Visitor—Is that a fruit salad? It looks like Cool Whip and canned oranges.

Host 2 (proudly)--And marshmallows!

Visitor--You know, I'm really not all that hungry. Maybe I could just have a cup of coffee.

Host 1 and 2(gasping and dropping their plates)--COFFEE?!

*Please note--this script is for entertainment only. I am seriously not making a statement about what we eat or what we should eat.  That's between you and your conscience.  And, of course, the church-kitchen police.


  1. You should check out my website - The Potluck Vegetarian.

    We deal with the burning issues surrounding potluck etiquette and the practice of counting Vegan coup among contributors to the feast. We at PLV believe potluck's are celebratory and that, like Ellen White's cookie jar that she kept for local children, there is a place at the potluck table for fun food that may not be approved of by our most fanatic "vegetarians waiting for the coming of the Lord" as one such person described herself to me. At one of the best regular potlucks in the continental United States. we describe our Sabbath lunches as "celebratory" and explain that most SDAs are either complete vegetarians or practical part-time vegetarians. We serve a full range of vegetarian cuisine from full Vegan to lacto-ovo vegetarian. One group I saw once used to bring little stacks of 3x5 cards with the recipes of the dishes they were bringing. If you liked the dish, you could take one of the cards. The potluck served that way as an educational activity to in order to help new Adventists learn SDA cookery.

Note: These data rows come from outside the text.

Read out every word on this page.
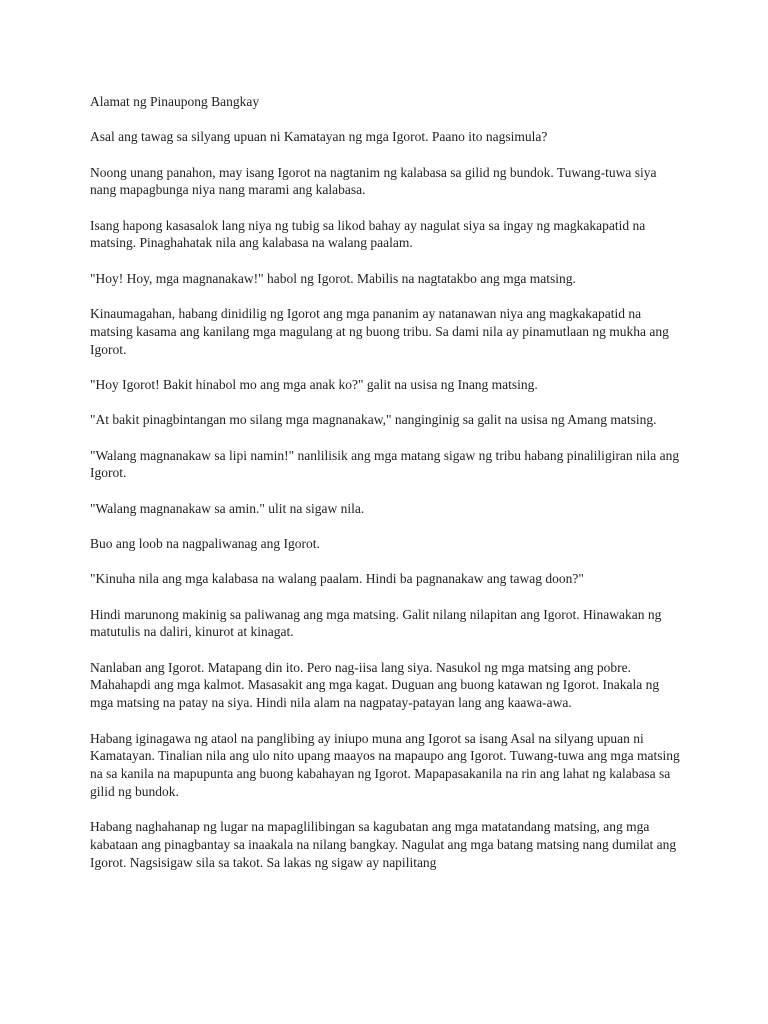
Alamat ng Pinaupong Bangkay

Asal ang tawag sa silyang upuan ni Kamatayan ng mga Igorot. Paano ito nagsimula?

Noong unang panahon, may isang Igorot na nagtanim ng kalabasa sa gilid ng bundok. Tuwang-tuwa siya nang mapagbunga niya nang marami ang kalabasa.

Isang hapong kasasalok lang niya ng tubig sa likod bahay ay nagulat siya sa ingay ng magkakapatid na matsing. Pinaghahatak nila ang kalabasa na walang paalam.

"Hoy! Hoy, mga magnanakaw!" habol ng Igorot. Mabilis na nagtatakbo ang mga matsing.

Kinaumagahan, habang dinidilig ng Igorot ang mga pananim ay natanawan niya ang magkakapatid na matsing kasama ang kanilang mga magulang at ng buong tribu. Sa dami nila ay pinamutlaan ng mukha ang Igorot.

"Hoy Igorot! Bakit hinabol mo ang mga anak ko?" galit na usisa ng Inang matsing.

"At bakit pinagbintangan mo silang mga magnanakaw," nanginginig sa galit na usisa ng Amang matsing.

"Walang magnanakaw sa lipi namin!" nanlilisik ang mga matang sigaw ng tribu habang pinaliligiran nila ang Igorot.

"Walang magnanakaw sa amin." ulit na sigaw nila.

Buo ang loob na nagpaliwanag ang Igorot.

"Kinuha nila ang mga kalabasa na walang paalam. Hindi ba pagnanakaw ang tawag doon?"

Hindi marunong makinig sa paliwanag ang mga matsing. Galit nilang nilapitan ang Igorot. Hinawakan ng matutulis na daliri, kinurot at kinagat.

Nanlaban ang Igorot. Matapang din ito. Pero nag-iisa lang siya. Nasukol ng mga matsing ang pobre. Mahahapdi ang mga kalmot. Masasakit ang mga kagat. Duguan ang buong katawan ng Igorot. Inakala ng mga matsing na patay na siya. Hindi nila alam na nagpatay-patayan lang ang kaawa-awa.

Habang iginagawa ng ataol na panglibing ay iniupo muna ang Igorot sa isang Asal na silyang upuan ni Kamatayan. Tinalian nila ang ulo nito upang maayos na mapaupo ang Igorot. Tuwang-tuwa ang mga matsing na sa kanila na mapupunta ang buong kabahayan ng Igorot. Mapapasakanila na rin ang lahat ng kalabasa sa gilid ng bundok.

Habang naghahanap ng lugar na mapaglilibingan sa kagubatan ang mga matatandang matsing, ang mga kabataan ang pinagbantay sa inaakala na nilang bangkay. Nagulat ang mga batang matsing nang dumilat ang Igorot. Nagsisigaw sila sa takot. Sa lakas ng sigaw ay napilitang
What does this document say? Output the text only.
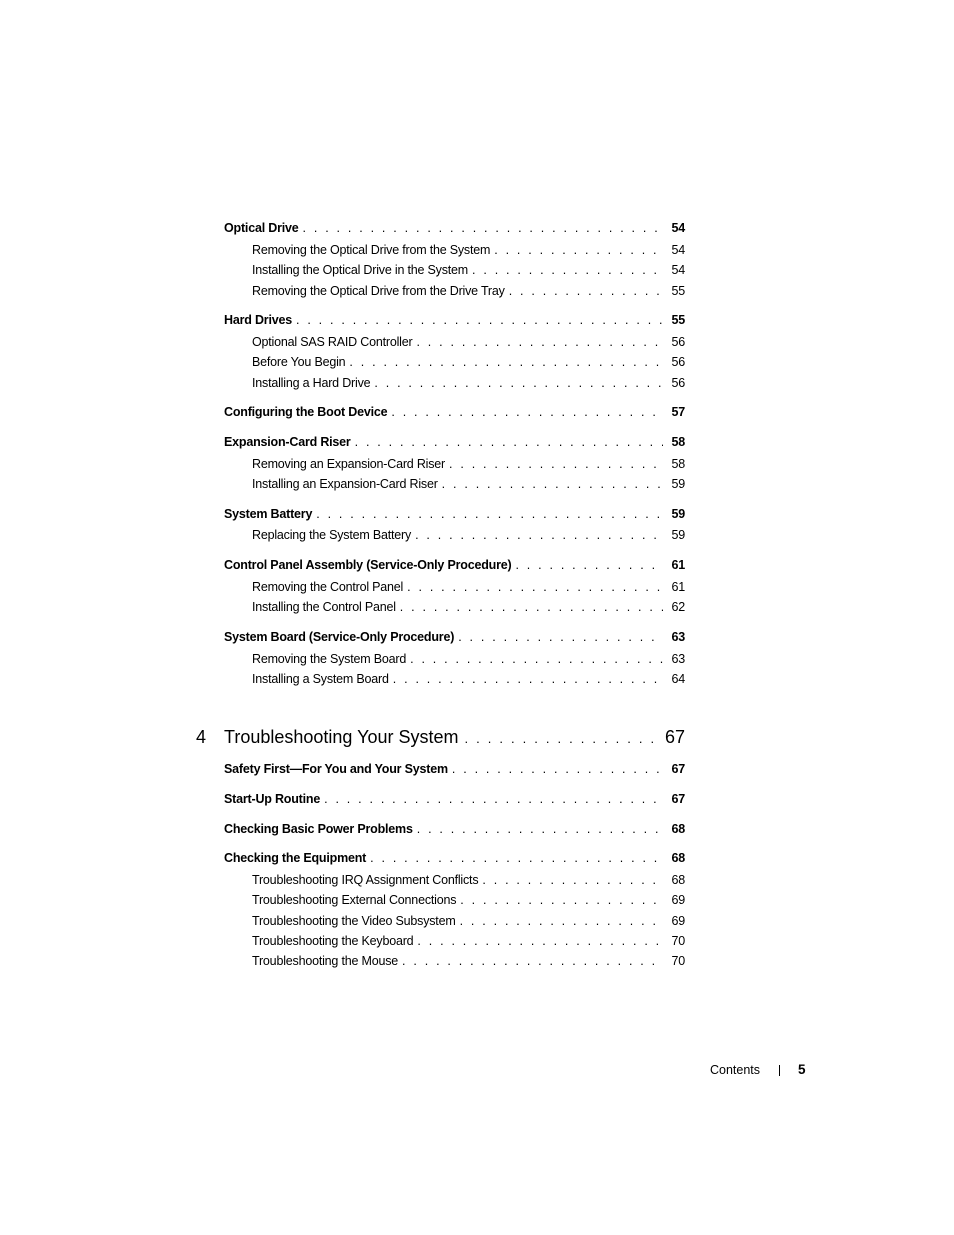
Optical Drive . . .	54
Removing the Optical Drive from the System . . .	54
Installing the Optical Drive in the System . . .	54
Removing the Optical Drive from the Drive Tray . . .	55
Hard Drives . . .	55
Optional SAS RAID Controller . . .	56
Before You Begin . . .	56
Installing a Hard Drive . . .	56
Configuring the Boot Device . . .	57
Expansion-Card Riser . . .	58
Removing an Expansion-Card Riser . . .	58
Installing an Expansion-Card Riser . . .	59
System Battery . . .	59
Replacing the System Battery . . .	59
Control Panel Assembly (Service-Only Procedure) . . .	61
Removing the Control Panel . . .	61
Installing the Control Panel . . .	62
System Board (Service-Only Procedure) . . .	63
Removing the System Board . . .	63
Installing a System Board . . .	64
4 Troubleshooting Your System . . .	67
Safety First—For You and Your System . . .	67
Start-Up Routine . . .	67
Checking Basic Power Problems . . .	68
Checking the Equipment . . .	68
Troubleshooting IRQ Assignment Conflicts . . .	68
Troubleshooting External Connections . . .	69
Troubleshooting the Video Subsystem . . .	69
Troubleshooting the Keyboard . . .	70
Troubleshooting the Mouse . . .	70
Contents	5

    SDA potlucks offer some of the most amazing food and I've collected some of the peculiar inventions of SDA chefs like haystacks, oatmeal patties and cottage cheese loaf and posted them on my website. The Potluck Vegetarian turned out to be one of my most popular blogs and we get some wonderful recipes from all over Adventistan.

    With regard to your blog this week, my suggestion is that the more steely-eyed Christians among us create a kind of resistance to the self-appointed church kitchen Gestapo. It turns out not to be that hard to deflate the militant vegans. I like to invoke the Golden Rule.

    Potlucks can be a powerful witnessing tool for Christ (or for the devil if you do it right).